The old refrain that “young people aren’t committed to the workplace” is something that iGen’ers, and their older comrades Millennials, have to deal with on a constant base from all over the place. But is it a fair statement? Is it true then, that the so called “snowflakes” are becoming more and more apathetic? A survey conducted by Deloitte suggests the exact opposite, showing that a whopping  84% of the interviewed faced burnout due to the excessive workloads.

So how do we fix that? Well, once again, turning to the young ones is probably our best bet. In fact, the generational divide can be seen on the most varied topics, from self-development to remote working, from freelance roles to future-proofing strategies.

To further prove this assumption, a World Economic Forum Report on the future of Jobs highlights how 1 in 10 baby boomers feel they should considering reskilling as technology threatens the stability of many traditional careers while, three times as many millennials and Gen Z-ers believe that developing new skills is their own responsibility, rather than their employer’s.

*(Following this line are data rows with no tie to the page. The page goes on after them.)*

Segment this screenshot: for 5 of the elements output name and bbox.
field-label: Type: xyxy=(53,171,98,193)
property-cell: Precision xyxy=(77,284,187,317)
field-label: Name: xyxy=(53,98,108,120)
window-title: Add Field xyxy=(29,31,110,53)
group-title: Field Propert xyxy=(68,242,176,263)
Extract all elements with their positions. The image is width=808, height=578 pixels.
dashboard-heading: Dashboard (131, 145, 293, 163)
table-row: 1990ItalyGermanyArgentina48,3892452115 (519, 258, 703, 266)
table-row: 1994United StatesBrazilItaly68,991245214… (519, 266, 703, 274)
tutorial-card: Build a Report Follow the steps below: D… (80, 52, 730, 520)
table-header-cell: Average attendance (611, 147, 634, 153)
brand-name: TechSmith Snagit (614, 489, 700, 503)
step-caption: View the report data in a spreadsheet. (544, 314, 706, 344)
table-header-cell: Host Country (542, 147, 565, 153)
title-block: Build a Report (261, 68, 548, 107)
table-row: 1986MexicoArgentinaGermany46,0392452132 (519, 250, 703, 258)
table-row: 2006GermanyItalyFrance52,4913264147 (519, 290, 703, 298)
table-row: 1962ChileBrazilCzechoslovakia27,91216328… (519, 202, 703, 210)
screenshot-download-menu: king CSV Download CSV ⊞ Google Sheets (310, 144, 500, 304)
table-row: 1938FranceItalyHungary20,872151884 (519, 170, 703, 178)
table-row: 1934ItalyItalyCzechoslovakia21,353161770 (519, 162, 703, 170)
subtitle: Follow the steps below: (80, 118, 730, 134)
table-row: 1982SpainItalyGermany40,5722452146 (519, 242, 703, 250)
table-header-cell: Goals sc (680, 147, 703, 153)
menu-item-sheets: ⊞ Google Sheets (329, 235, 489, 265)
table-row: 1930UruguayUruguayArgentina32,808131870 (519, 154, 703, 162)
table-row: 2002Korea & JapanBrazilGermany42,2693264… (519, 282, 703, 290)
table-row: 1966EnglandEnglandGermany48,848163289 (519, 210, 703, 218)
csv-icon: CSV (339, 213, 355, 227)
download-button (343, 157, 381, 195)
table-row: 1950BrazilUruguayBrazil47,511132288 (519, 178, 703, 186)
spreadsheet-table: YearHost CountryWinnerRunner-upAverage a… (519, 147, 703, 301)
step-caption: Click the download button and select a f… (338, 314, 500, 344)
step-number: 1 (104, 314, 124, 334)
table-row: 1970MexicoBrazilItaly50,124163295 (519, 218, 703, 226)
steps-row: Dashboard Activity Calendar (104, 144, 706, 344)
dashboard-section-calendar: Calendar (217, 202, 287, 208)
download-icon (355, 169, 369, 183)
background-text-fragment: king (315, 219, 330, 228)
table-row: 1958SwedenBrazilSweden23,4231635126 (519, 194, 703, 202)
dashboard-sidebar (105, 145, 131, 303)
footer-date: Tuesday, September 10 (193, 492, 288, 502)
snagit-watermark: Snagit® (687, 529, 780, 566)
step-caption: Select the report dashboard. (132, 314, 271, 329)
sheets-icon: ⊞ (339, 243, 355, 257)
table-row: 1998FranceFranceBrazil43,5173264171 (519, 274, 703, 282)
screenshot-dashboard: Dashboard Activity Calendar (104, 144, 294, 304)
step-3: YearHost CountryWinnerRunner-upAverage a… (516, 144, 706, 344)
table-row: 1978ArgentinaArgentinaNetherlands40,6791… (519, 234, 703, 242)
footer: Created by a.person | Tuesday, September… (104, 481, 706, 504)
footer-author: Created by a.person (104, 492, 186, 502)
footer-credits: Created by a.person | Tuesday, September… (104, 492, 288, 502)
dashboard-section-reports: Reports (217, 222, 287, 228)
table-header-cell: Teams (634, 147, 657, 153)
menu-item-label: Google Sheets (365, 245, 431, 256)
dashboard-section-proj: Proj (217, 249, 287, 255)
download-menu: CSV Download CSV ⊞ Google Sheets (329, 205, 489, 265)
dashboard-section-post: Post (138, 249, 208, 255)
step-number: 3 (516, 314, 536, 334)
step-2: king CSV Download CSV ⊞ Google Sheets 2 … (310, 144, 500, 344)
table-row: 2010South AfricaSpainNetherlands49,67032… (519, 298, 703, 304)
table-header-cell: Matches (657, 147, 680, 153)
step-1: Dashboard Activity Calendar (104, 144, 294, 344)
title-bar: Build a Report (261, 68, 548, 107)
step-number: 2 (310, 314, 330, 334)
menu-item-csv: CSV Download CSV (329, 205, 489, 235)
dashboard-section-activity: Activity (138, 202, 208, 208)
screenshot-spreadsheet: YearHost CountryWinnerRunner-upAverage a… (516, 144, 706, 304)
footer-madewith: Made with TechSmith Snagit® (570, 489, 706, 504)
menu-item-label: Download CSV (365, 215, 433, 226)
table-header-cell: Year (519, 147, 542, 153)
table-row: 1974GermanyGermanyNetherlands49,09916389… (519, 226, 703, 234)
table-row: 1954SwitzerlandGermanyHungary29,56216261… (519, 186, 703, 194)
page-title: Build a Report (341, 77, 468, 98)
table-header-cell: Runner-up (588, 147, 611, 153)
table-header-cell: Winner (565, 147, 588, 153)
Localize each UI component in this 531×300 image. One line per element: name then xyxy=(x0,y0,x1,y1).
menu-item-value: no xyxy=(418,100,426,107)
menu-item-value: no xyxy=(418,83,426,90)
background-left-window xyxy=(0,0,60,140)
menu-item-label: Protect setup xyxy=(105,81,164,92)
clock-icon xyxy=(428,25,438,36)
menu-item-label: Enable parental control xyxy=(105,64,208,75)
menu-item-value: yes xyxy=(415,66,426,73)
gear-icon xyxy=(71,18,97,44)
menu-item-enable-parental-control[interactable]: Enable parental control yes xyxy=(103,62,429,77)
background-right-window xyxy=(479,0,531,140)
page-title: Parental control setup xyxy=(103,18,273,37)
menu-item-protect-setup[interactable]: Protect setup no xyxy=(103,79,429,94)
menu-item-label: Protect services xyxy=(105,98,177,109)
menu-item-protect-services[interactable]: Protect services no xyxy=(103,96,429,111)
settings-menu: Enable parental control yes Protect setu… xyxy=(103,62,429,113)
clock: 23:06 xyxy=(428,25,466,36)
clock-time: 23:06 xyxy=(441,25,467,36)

Here are some ways in which new generations are reshaping the workforce:

  • Reskilling – While most managers believe reskilling is important for employees, there is a generational gap on the best approach. As we said the vast majority of baby boomers feel that employers have the task to reskill their staff, while millennials and iGen’ers are more likely to seek out self-development and be proactive.
  • Planning ahead – Younger generation managers are generally more likely to consider future workforce planning a top priority. This is true both in establishing a flexible talent strategy as well as in investing in technology to support a remote workforce.
  • Smart working – Younger generation managers are keener to employ smart working, both for their employees and their staff. Three-quarters of millennial and Gen Z managers have team members who work remotely, and this trend is expected to to rise to 73% of all teams by 2028.
  • Freelancing – iGen and Millennial managers are more than twice as likely as baby boomers to have increased their use of freelancers in the past few years, and are projected to continue increasing it going forward. That is dueto the value they see in terms of productivity and cost efficiency.